Nvidia caused major sticker shock among some gamers last year by pricing its new 40-series GPUs far higher than the previous generation. Now there’s too much supply and, in the most recent quarter, gaming revenue was down 46% from a year earlier.
Competition is also increasing as more tech giants design their own custom-purpose chips. Tesla and Apple are doing it. So are Amazon and Google.
“The biggest question for them is how do they stay ahead?” Arya said. “Their customers can be their competitors also. Microsoft can try and design these things internally. Amazon and Google are already designing these things internally.”
For his part, Huang says that such competition is good.
“The amount of power that the world needs in the data center will grow,” Huang said. “That’s a real issue for the world. The first thing that we should do is: every data center in the world, however you decide to do it, for the goodness of sustainable computing, accelerate everything you can.”

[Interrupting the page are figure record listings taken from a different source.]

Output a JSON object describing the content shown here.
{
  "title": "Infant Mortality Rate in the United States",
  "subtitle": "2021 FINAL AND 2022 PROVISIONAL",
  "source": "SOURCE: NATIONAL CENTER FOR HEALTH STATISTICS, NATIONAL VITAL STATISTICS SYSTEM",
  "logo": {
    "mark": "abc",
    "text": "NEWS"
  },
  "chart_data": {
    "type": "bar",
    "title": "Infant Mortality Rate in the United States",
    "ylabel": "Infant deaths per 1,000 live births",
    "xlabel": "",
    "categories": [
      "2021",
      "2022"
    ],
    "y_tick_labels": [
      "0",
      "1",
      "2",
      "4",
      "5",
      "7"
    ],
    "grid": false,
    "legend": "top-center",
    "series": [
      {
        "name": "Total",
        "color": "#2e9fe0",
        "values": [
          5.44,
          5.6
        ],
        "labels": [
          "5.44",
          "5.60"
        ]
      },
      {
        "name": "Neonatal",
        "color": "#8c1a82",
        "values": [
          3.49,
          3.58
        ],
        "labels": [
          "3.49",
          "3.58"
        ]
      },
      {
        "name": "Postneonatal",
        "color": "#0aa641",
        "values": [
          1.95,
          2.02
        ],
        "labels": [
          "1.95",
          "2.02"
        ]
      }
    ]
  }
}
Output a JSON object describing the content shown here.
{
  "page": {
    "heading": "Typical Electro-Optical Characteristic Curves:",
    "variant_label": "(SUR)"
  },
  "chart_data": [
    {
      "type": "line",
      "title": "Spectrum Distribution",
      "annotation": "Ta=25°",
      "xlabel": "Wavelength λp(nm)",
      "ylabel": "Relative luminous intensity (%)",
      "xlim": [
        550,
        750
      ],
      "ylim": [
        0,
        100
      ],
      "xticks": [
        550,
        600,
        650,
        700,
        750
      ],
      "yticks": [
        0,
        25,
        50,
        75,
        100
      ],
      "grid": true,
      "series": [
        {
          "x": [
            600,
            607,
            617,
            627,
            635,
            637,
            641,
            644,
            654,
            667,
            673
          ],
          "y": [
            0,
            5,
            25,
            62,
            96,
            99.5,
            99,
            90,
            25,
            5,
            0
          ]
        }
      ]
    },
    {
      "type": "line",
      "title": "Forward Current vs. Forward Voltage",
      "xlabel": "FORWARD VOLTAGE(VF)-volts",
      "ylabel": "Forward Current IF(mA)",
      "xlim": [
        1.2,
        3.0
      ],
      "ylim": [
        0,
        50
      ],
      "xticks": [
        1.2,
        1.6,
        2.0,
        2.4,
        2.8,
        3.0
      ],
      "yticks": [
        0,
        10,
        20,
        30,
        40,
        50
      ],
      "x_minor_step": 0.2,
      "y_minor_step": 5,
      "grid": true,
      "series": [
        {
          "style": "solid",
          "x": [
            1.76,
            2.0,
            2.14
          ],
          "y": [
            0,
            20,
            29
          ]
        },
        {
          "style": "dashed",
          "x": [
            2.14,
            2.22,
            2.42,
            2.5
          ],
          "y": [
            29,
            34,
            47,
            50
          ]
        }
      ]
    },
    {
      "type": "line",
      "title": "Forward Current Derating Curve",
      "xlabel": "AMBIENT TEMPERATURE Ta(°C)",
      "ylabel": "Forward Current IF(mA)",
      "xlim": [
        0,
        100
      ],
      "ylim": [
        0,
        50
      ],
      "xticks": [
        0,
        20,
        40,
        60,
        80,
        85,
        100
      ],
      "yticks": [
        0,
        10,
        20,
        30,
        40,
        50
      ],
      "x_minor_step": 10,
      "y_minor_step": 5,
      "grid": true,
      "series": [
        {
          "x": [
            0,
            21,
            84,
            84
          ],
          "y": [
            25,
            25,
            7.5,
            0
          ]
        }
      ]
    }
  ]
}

In the car market, Nvidia is making autonomous-driving technology for Mercedes-Benz and others. Its systems are also used to power robots in Amazon warehouses, and to run simulations to optimize the flow of millions of packages each day.
Huang describes it as the “omniverse.”
“We have 700-plus customers who are trying it now, from [the] car industry to logistics warehouses to wind turbine plants,” Huang said. “It represents probably the single greatest container of all of Nvidia’s technology: computer graphics, artificial intelligence, robotics and physics simulation, all into one. And I have great hopes for it.”